About $7 million worth of options changed hands Friday that will pay off if West Texas Intermediate crude falls beneath $39 a barrel by mid-July, according to data compiled by Bloomberg.

It came after a Kremlin spokesperson said no decision had been made on whether Russian Federation would agree to extend oil cuts - which were introduced by Opec and other major oil producing states in January - into the second half of the year.

Nigeria, which now pumps about two million barrels of oil per day, is seeking to be exempt from the new OPEC deal, which would be considered at the next ordinary meeting in Vienna.
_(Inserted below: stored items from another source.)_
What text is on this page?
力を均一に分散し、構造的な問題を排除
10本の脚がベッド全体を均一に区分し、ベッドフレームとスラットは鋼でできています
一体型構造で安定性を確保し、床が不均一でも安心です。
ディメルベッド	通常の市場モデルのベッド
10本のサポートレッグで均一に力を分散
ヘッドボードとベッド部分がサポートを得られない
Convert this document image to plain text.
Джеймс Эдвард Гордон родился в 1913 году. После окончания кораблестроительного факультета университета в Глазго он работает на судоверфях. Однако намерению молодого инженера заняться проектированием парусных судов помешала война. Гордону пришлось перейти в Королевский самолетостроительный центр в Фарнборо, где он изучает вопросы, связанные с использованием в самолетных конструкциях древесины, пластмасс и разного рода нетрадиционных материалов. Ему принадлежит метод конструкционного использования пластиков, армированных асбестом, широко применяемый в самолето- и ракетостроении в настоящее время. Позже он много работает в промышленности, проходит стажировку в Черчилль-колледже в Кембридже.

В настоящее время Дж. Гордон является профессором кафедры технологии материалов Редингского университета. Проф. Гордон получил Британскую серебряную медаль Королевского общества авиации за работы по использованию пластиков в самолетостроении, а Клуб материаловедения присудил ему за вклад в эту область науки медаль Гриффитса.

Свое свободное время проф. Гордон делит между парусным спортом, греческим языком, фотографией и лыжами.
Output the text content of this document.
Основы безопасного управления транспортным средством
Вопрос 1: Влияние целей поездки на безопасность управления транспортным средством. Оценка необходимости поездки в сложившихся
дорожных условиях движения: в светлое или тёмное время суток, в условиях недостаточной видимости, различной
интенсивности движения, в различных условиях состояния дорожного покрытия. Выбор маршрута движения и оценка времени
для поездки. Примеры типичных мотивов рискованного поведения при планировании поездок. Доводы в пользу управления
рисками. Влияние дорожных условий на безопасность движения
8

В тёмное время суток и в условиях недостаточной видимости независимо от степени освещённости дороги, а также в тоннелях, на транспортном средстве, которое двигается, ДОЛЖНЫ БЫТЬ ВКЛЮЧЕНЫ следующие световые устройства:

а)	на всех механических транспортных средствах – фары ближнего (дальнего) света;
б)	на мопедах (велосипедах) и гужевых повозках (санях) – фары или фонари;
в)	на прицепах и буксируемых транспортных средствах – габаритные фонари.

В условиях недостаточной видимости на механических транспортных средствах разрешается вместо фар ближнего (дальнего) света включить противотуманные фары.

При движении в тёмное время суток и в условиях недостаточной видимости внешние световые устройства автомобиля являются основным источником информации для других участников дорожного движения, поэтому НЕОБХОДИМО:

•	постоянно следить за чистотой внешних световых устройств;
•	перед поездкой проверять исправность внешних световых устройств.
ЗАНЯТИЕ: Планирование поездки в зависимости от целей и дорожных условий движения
While OPEC is cutting back to alleviate price pressures, US fracking companies could jump to capitalize on the windfall as crude oil prices jump back above $50 per barrel - according to some estimates, shale oil producers can get by with oil at just over $50 per barrel due to advancements in technology and drilling techniques that have helped cut down costs.

Those elevated inventory levels have weighed on sentiment in recent weeks, contributing to a sell-off in the oil market that shaved about $8 off the price of benchmark US crude in the last three weeks.

Supply is still outpacing demand, with USA oil production alone up by 10% since summer 2016.

Ole Hansen, head of commodity strategy at Saxo Bank, said OPEC's meeting on May 25, where the group plans to make a decision on a possible extension of the output cuts, is "eventually going to attract some opportunistic buying".

The turbulence comes after prices yesterday dropped to the lowest level since November 2016, when the Organisation of the Petroleum Exporting Countries (Opec) agreed to cut production in order to rebalance the oversupplied market.

"OPEC's failure to raise oil prices is fundamentally linked to their failure to bring down petroleum inventories", said analysts at Bernstein. Prices fell to as low as $46.64, the lowest since November 30.

"Furthermore, recent days have actually seen slightly bigger declines in the contracts three to eight months out, meaning that the potential for 2018 weakness and worries that Opec can and will not continue to cut ever deeper into its production levels are gaining relevance out there".

HONG KONG (AP) - A strong U.S.jobs report shored up markets on Friday, though energy shares remained under pressure after the price of oil touched its lowest level in almost six months.